Blätter und Blüthen.


Aus den Tagen des letzten Ritters. Es ist wahr, im Mittelalter nahm der Handwerksmann innerhalb der Gesellschaft eine ziemlich tiefstehende Stellung ein. Der fahrende Ritter, der stolze Kaufherr, selbst der zerlumpte Scholar sah mit einer Art Verachtung auf das städtische Pack, das sich nach Knieriemen und Ahle bückte, herab. Doch würden wir sehr irren, wenn wir dieses übrigens nicht durchgehends und allerwärts bestehende Verhältniß auf den Mangel gesunden Ehrgefühls innerhalb der Handwerksschichten selbst zurückführen wollten. Der ehrsame Nürnberger und Augsburger Meister blickte mit Stolz auf sein Handwerk; sein Wort galt in der Gemeinde. Die Zunft, der er angehörte, wachte eifersüchtig auf die Beobachtung der Standesehre, und tausendfältig waren in Uebertretungsfällen die kleinen Mittel, mit denen die Zunft, namentlich in kleineren Städten, die Ehre eines Mannes, dem von Rechtswegen nicht beizukommen war, empfindlich zu schädigen verstand. In Erfurt lebte gegen die Neige des fünfzehnten Jahrhunderts ein Schneiderlein Namens Hans Vischer. In einer bösen Stunde hat sich Hans vielleicht mehr aus Unbedacht als mit bösem Sinne gegen Gesetz und Recht vergangen. Der Richter findet ihn nicht straffällig, aber die Zunft fühlt sich durch seine That an ihrer Ehre gekränkt. Unbarmherzig wird er von ihr verstoßen; die Geheimnisse des Meistersangs und der Tabulatur bleiben ihm fortan verschlossen; Meister und Gesellen spotten seiner und meiden den Armen. In der Werkstätte wird es stille – er ist ein ruinirter Mann.

In dieser schweren Noth hält er flehend seine Hände zu dem höchsten weltlichen Schirmherrn des heiligen römischen Reichs, dem ritterlichen Maximilian, empor, und siehe – der edle Fürst giebt dem schwergekränkten Schneiderherzen den langentbehrten Frieden wieder. Das war ein Tag froher Genugthuung, als er aus den Händen des ehrsamen Raths den pergamentnen Brief des Königs mit dem großen Wachssiegel empfing, welcher Hoch und Niedrig, vom Kurfürsten bis zum letzten Unterthan herab, fortan Schweigen und Vergeben gebietet.

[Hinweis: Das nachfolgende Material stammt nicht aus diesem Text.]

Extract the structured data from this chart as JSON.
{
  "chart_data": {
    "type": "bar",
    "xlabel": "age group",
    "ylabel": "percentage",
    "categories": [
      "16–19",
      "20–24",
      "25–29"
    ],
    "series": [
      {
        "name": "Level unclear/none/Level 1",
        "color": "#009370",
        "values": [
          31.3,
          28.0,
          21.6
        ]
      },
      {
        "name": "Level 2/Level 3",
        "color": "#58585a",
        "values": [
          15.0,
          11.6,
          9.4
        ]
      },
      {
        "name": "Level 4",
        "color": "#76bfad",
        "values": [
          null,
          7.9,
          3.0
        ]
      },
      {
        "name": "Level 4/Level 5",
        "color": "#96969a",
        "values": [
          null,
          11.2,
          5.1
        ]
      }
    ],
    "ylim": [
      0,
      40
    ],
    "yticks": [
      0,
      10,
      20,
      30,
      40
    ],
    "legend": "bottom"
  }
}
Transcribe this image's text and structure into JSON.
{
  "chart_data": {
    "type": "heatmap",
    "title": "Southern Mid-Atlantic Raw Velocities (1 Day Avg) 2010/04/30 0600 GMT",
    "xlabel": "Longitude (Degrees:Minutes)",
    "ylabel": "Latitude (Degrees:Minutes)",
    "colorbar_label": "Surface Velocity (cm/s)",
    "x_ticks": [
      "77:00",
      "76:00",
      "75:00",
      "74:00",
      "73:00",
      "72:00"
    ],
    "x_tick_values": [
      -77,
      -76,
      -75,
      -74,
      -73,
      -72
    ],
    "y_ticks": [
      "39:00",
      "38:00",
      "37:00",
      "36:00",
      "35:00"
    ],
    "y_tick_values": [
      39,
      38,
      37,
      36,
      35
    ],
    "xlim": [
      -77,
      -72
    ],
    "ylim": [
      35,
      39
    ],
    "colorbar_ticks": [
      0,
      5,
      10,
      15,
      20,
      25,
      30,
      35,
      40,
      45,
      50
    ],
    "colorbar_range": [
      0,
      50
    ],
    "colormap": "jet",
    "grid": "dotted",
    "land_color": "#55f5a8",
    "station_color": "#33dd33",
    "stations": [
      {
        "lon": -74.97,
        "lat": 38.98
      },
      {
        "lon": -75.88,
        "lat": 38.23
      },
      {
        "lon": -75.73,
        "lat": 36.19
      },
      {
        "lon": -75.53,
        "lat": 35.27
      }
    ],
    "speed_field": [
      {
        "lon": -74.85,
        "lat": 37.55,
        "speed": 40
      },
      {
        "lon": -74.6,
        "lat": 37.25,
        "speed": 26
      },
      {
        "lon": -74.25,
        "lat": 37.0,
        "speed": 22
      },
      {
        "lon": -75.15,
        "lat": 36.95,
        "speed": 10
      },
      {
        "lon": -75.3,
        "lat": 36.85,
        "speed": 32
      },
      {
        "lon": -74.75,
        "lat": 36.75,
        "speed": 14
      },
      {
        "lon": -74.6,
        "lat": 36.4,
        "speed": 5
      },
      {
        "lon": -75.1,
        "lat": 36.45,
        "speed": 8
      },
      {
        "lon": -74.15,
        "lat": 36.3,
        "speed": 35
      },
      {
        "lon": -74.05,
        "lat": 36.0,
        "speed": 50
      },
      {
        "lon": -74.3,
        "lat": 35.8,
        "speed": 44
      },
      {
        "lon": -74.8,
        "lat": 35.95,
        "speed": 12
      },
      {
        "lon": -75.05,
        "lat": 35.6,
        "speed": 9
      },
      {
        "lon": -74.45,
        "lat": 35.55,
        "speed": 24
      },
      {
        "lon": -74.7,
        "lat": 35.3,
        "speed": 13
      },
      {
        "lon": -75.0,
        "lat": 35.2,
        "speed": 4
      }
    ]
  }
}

Lesen wir den Brief, der hier genau nach dem Originale mit den


Hierzu die „Allgemeinen Anzeigen zur Gartenlaube“, Verlag von G. L. Daube & Comp.
Empfohlene Zitierweise:
Verschiedene: Die Gartenlaube (1874). Leipzig: Ernst Keil, 1874, Seite 701. Digitale Volltext-Ausgabe bei Wikisource, URL: https://de.wikisource.org/w/index.php?title=Seite:Die_Gartenlaube_(1874)_701.jpg&oldid=- (Version vom 17.11.2018)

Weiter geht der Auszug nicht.